Authored by Mac Slavo via SHTFplan.com,
Even without changes to the current spending policy, the government’s spending is on an unsustainable path.
By the time a child born in 2018 reaches retirement age, the United States national debt will be six times the size of the economy according to an analysis released this week.
Without making any changes to current policy (in other words, even without the glut of new entitlement spending proposed by some of Bernie Sanders’ acolytes) that’s the trajectory for the national debt over the rest of the 21st century, according to the Congressional Budget Office (CBO), as reported by Reason. It’s an outlook that the Committee for a Responsible Federal Budget (CRFB), in an analysis released this week, calls “frightening and almost certainly unsustainable.”
Under current law—which assumes, among other things, that last year’s tax cuts will expire in 2025 and not be extended—the national debt will double from 78 percent of gross domestic product (GDP) this year to 160 percent of GDP by 2050. It would hit 360 percent of GDP, and still be climbing, by the end of the CBO’s 75-year projection window in 2093. In the so-called “alternative fiscal scenario,” which assumes current policies (such those tax cuts) are kept in place, the debt would hit 225 percent of GDP by 2050 and more than 600 percent of GDP by 2093. -Reason
The CBO’s 75-year budget forecast (its longest of long-term projections) makes it clear that the current budgetary course must change dramatically. The United States simply cannot afford the size of government it has now, let alone the size of government demanded by socialists. The spending must be cut, there’s no other way around it.
Unsurprisingly, spending is still the main culprit of the coming fiscal catastrophe. Driven largely by the forced Ponzi scheme of Social Security and Medicare, total government spending under the “current law” scenario will double as a share of the economy in the next 75 years. It’ll go from about 21 percent of GDP today to more than 42 percent.
“While today’s high levels of debt already threaten to slow economic growth, there is literally no precedent for deficits and debt at the levels projected over the next 75 years,” warns the CRFB.
“If policymakers don’t act to avoid such high levels of debt, a financial or inflation crisis would likely force action and severely damage the global economy in the process.”

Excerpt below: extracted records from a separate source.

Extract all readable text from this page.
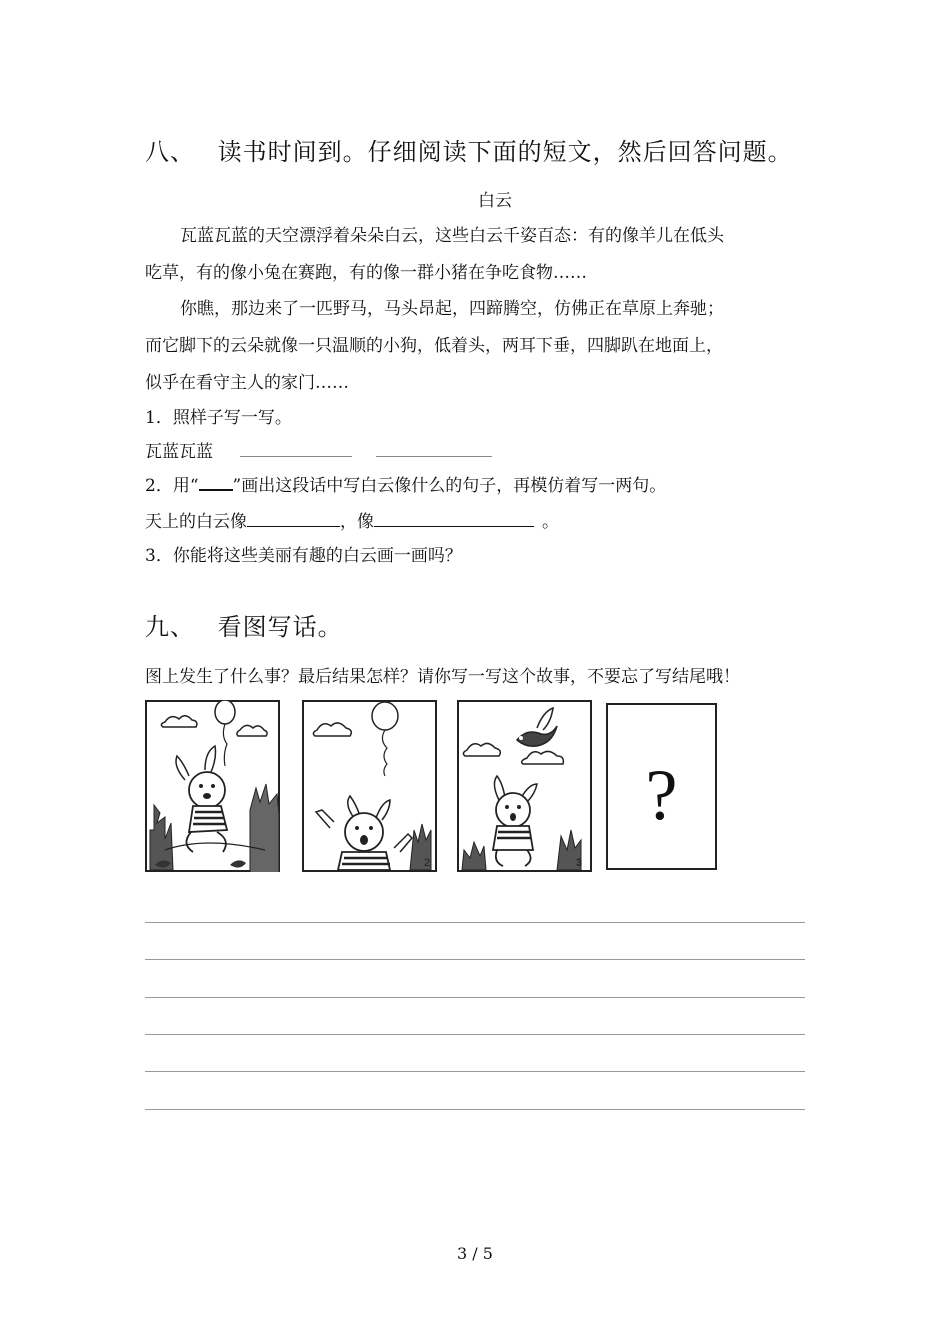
八、 读书时间到。仔细阅读下面的短文，然后回答问题。
白云
瓦蓝瓦蓝的天空漂浮着朵朵白云，这些白云千姿百态：有的像羊儿在低头
吃草，有的像小兔在赛跑，有的像一群小猪在争吃食物……
你瞧，那边来了一匹野马，马头昂起，四蹄腾空，仿佛正在草原上奔驰；
而它脚下的云朵就像一只温顺的小狗，低着头，两耳下垂，四脚趴在地面上，
似乎在看守主人的家门……
1．照样子写一写。
瓦蓝瓦蓝
2．用“ ”画出这段话中写白云像什么的句子，再模仿着写一两句。
天上的白云像	，像	。
3．你能将这些美丽有趣的白云画一画吗？
九、 看图写话。
图上发生了什么事？最后结果怎样？请你写一写这个故事，不要忘了写结尾哦！
2	3
?
3 / 5
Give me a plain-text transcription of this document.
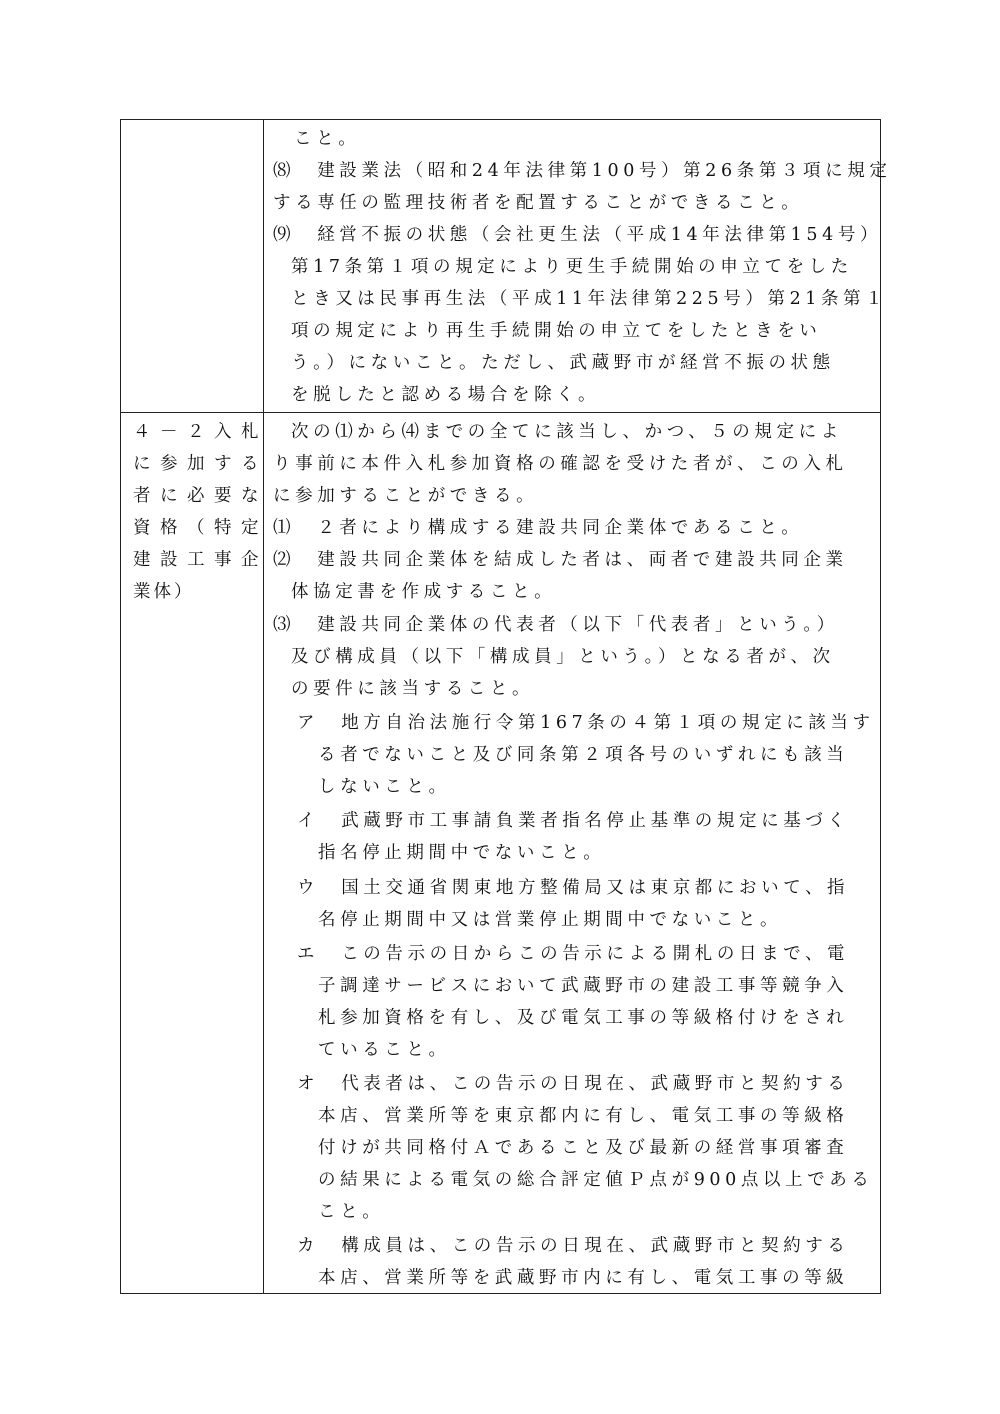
こと。
⑻　建設業法（昭和24年法律第100号）第26条第３項に規定
する専任の監理技術者を配置することができること。
⑼　経営不振の状態（会社更生法（平成14年法律第154号）
第17条第１項の規定により更生手続開始の申立てをした
とき又は民事再生法（平成11年法律第225号）第21条第１
項の規定により再生手続開始の申立てをしたときをい
う。）にないこと。ただし、武蔵野市が経営不振の状態
を脱したと認める場合を除く。
４－２入札
に参加する
者に必要な
資格（特定
建設工事企
業体）
次の⑴から⑷までの全てに該当し、かつ、５の規定によ
り事前に本件入札参加資格の確認を受けた者が、この入札
に参加することができる。
⑴　２者により構成する建設共同企業体であること。
⑵　建設共同企業体を結成した者は、両者で建設共同企業
体協定書を作成すること。
⑶　建設共同企業体の代表者（以下「代表者」という。）
及び構成員（以下「構成員」という。）となる者が、次
の要件に該当すること。
ア　地方自治法施行令第167条の４第１項の規定に該当す
る者でないこと及び同条第２項各号のいずれにも該当
しないこと。
イ　武蔵野市工事請負業者指名停止基準の規定に基づく
指名停止期間中でないこと。
ウ　国土交通省関東地方整備局又は東京都において、指
名停止期間中又は営業停止期間中でないこと。
エ　この告示の日からこの告示による開札の日まで、電
子調達サービスにおいて武蔵野市の建設工事等競争入
札参加資格を有し、及び電気工事の等級格付けをされ
ていること。
オ　代表者は、この告示の日現在、武蔵野市と契約する
本店、営業所等を東京都内に有し、電気工事の等級格
付けが共同格付Ａであること及び最新の経営事項審査
の結果による電気の総合評定値Ｐ点が900点以上である
こと。
カ　構成員は、この告示の日現在、武蔵野市と契約する
本店、営業所等を武蔵野市内に有し、電気工事の等級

In other words, as bad as the 75-year outlook appears, it’s actually revealing a bigger and much more immediate problem: spending way too much money.
Of course, all of this means the government is to blame for all of the financial destruction currently occurring. They’ll also be ones to usher in the global economic crash, but will people learn? Or will they constantly go down the road of large totalitarian and unsustainable government control over vast swaths of what should be free human beings?